The award-winning radio documentary presenter has compiled a fascinating new collection of recently-unearthed Yiddisher jazz sounds, featuring legendary big band icons like Bert Ambrose and his Orchestra to the “siren of the Yiddish song”, Rita Marlowe.
It’s a wonderfully eclectic mix, featuring Kosher foxtrots about Petticoat Lane Market, sentimental ballads, and ‘Yinglish’ linguistic mash ups. Alan has kindly agreed to share some of his highlights from the record with us, as well as some fascinating nuggets of Yiddisher jazz trivia.
1. Beigels – Max Bacon (1935)
“In Aldgate East, to Aldgate West, I work and I never complain, I laugh and I sing, and they call me the king of the beigels in Petticoat Lane”
Max Bacon was a “portly multi-talented drummer in Bert Ambrose’s Orchestra”, says Alan. He released a “series of playful musical sketches on disc, all performed in ‘Yinglish’, a cod European/Cockney mash-up of Yiddish and English”. The above clip is one of them, a Whitechapel-set rumba recorded for Decca.
2. Mahzel – Johnny Franks and His Kosher Ragtimers (1950)
You got to have a bissel (a little bit of) mahzel
Mahzel means good luck. If you got that bissel mahzel
You’ll never come unstuck
This cover of Artie Wayne and Jack Beekman’s Mahzel brings a “wacky assortment of Yiddishisms, whistles, and sneezes” to the 1947 song.
3. Selection of Hebrew dances – Ambrose (1934)
Polish-born Bert Ambrose grew up in New York as a “teen prodigy” who “swiftly rose from a member of a cinema orchestra to musical director at the Palais Royal”. After moving to London in the 1920s, he enjoyed residencies at the Embassy Club and the May Fair Hotel before releasing this “pounding medley of Jewish tunes”.
4. A Brivella Der Mama – Lew Stone (1933)
A letter to your mother you shouldn’t forget. Write soon, my dear child, and send her a consolation. Your mother will read your letter and she will be nourished by it. Heal her suffering, her bitter heart. Refresh her soul.
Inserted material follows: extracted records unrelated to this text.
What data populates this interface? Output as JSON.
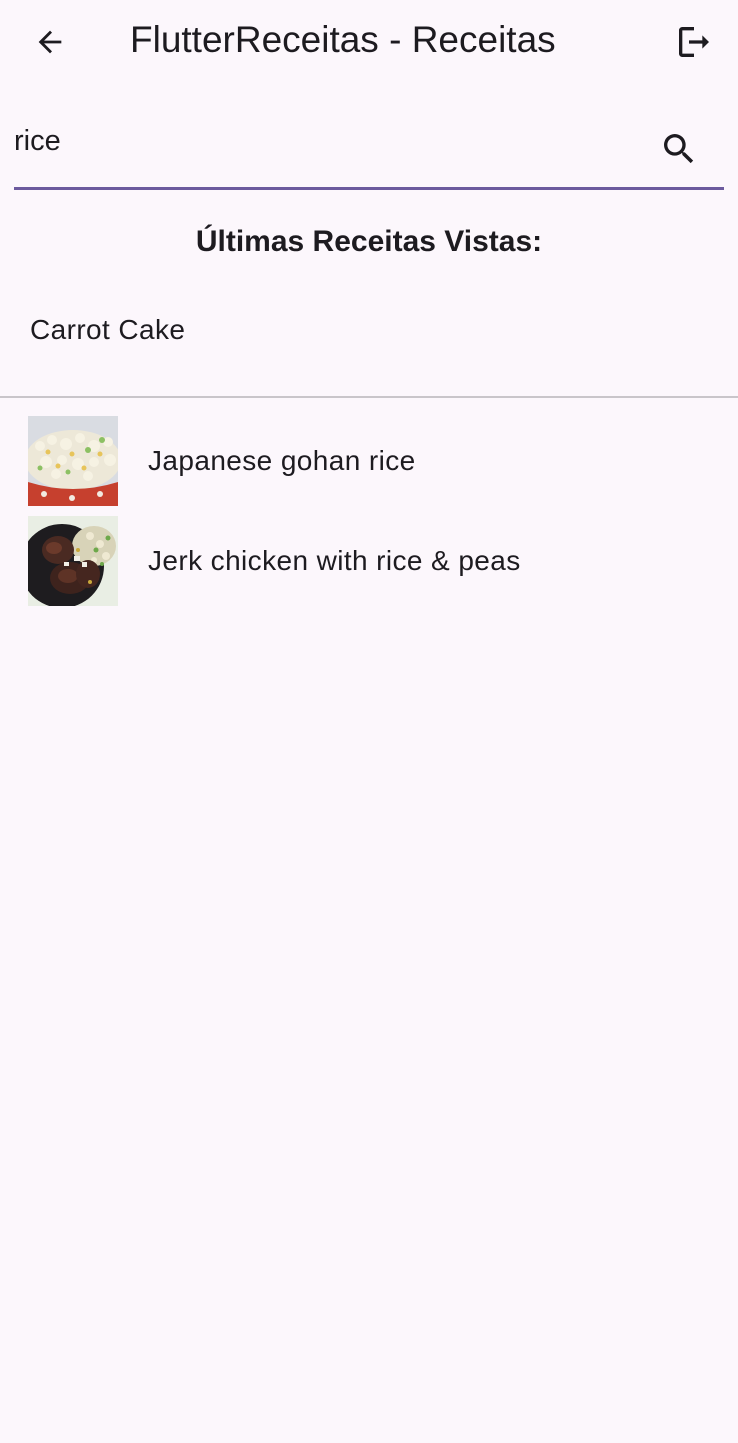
{
  "appbar": {
    "title": "FlutterReceitas - Receitas",
    "back_icon": "arrow-back-icon",
    "logout_icon": "logout-icon"
  },
  "search": {
    "value": "rice",
    "icon": "search-icon",
    "underline_color": "#6C5A9E"
  },
  "recent": {
    "heading": "Últimas Receitas Vistas:",
    "items": [
      {
        "label": "Carrot Cake"
      }
    ]
  },
  "results": [
    {
      "label": "Japanese gohan rice",
      "thumbnail": "rice-bowl-photo"
    },
    {
      "label": "Jerk chicken with rice & peas",
      "thumbnail": "jerk-chicken-photo"
    }
  ],
  "colors": {
    "background": "#FCF7FC",
    "text": "#1D1B20",
    "divider": "#C9C5CA"
  }
}
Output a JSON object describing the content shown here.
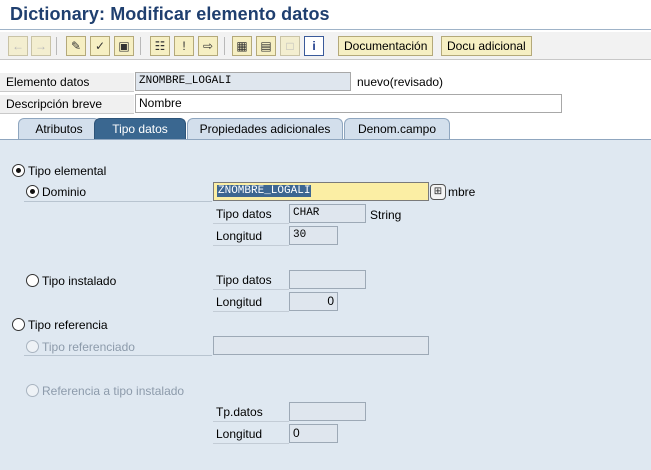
{
  "window": {
    "title": "Dictionary: Modificar elemento datos"
  },
  "toolbar": {
    "documentation_label": "Documentación",
    "extra_doc_label": "Docu adicional",
    "icons": [
      "back-arrow-icon",
      "forward-arrow-icon",
      "display-change-icon",
      "check-icon",
      "activate-icon",
      "where-used-icon",
      "information-icon",
      "navigate-icon",
      "hierarchy-icon",
      "print-icon",
      "frame-icon",
      "info-icon"
    ]
  },
  "header": {
    "element_label": "Elemento datos",
    "element_value": "ZNOMBRE_LOGALI",
    "element_status": "nuevo(revisado)",
    "description_label": "Descripción breve",
    "description_value": "Nombre"
  },
  "tabs": [
    {
      "label": "Atributos",
      "active": false
    },
    {
      "label": "Tipo datos",
      "active": true
    },
    {
      "label": "Propiedades adicionales",
      "active": false
    },
    {
      "label": "Denom.campo",
      "active": false
    }
  ],
  "panel": {
    "tipo_elemental": {
      "label": "Tipo elemental",
      "checked": true
    },
    "dominio": {
      "label": "Dominio",
      "checked": true,
      "value": "ZNOMBRE_LOGALI",
      "trailing_text": "mbre",
      "tipo_datos_label": "Tipo datos",
      "tipo_datos_value": "CHAR",
      "tipo_datos_desc": "String",
      "longitud_label": "Longitud",
      "longitud_value": "30"
    },
    "tipo_instalado": {
      "label": "Tipo instalado",
      "checked": false,
      "tipo_datos_label": "Tipo datos",
      "tipo_datos_value": "",
      "longitud_label": "Longitud",
      "longitud_value": "0"
    },
    "tipo_referencia": {
      "label": "Tipo referencia",
      "checked": false
    },
    "tipo_referenciado": {
      "label": "Tipo referenciado",
      "value": ""
    },
    "referencia_tipo_instalado": {
      "label": "Referencia a tipo instalado",
      "tp_datos_label": "Tp.datos",
      "tp_datos_value": "",
      "longitud_label": "Longitud",
      "longitud_value": "0"
    }
  },
  "colors": {
    "title": "#1f3f6f",
    "active_tab": "#3a6790",
    "panel_bg": "#dfe8f1",
    "focus_field": "#fbeea4",
    "button_bg": "#f6efc3"
  }
}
This popular Yiddish tear-jerker was first recorded in 1908 by its composer, Solomon Smulewitz. Band leader Lew Stone recorded this version 25 years later and thanks to some innovative arrangements and star turns from trumpeteer Nat Gonella and vocalist Al Bowlly becaome a “huge favourite with the listening public and music critics alike”.
5. Kosher Fox Trot – Petticoat Lane Mendel & His Mishpoche Band (1929)
The women rush to get bargains, a chicken with schmaltz, a new sock, a bit of chrain, soup, a beigel with a hole, all this you can get in the Lane. A fish-sweet, half a kishke, an onion, fish, a meaty bone, a bride with a dowry, a woman looking for a husband, such things you can get in the Lane
The earliest piece in Dein’s collection, this “Kosher” fox trot medley conjures up a fantastically vivid picture of a bustling Petticoat Lane Market. “The market became almost synonymous with Jewish London with the increasing Jewish presence in the Spitalfields locality.”
6. Whitechapel – Chaim Towber & Johnny Franks
Whitechapel, my Whitechapel, the heart of Yiddish London
You were once the crown of the Jews,
Whitechapel, my Whitechapel, where is your Yiddish shine.
Sung in Yiddish, Dein describes this lament as a “nostalgic yearning for a world fading out of sight in front of his eyes – as the old community has disperses into a new homeland in suburbia”. Sure enough, the lyrics wax poetic over the Whitechapel of yore, from the point of view of a gentleman who decamped to Golders Green.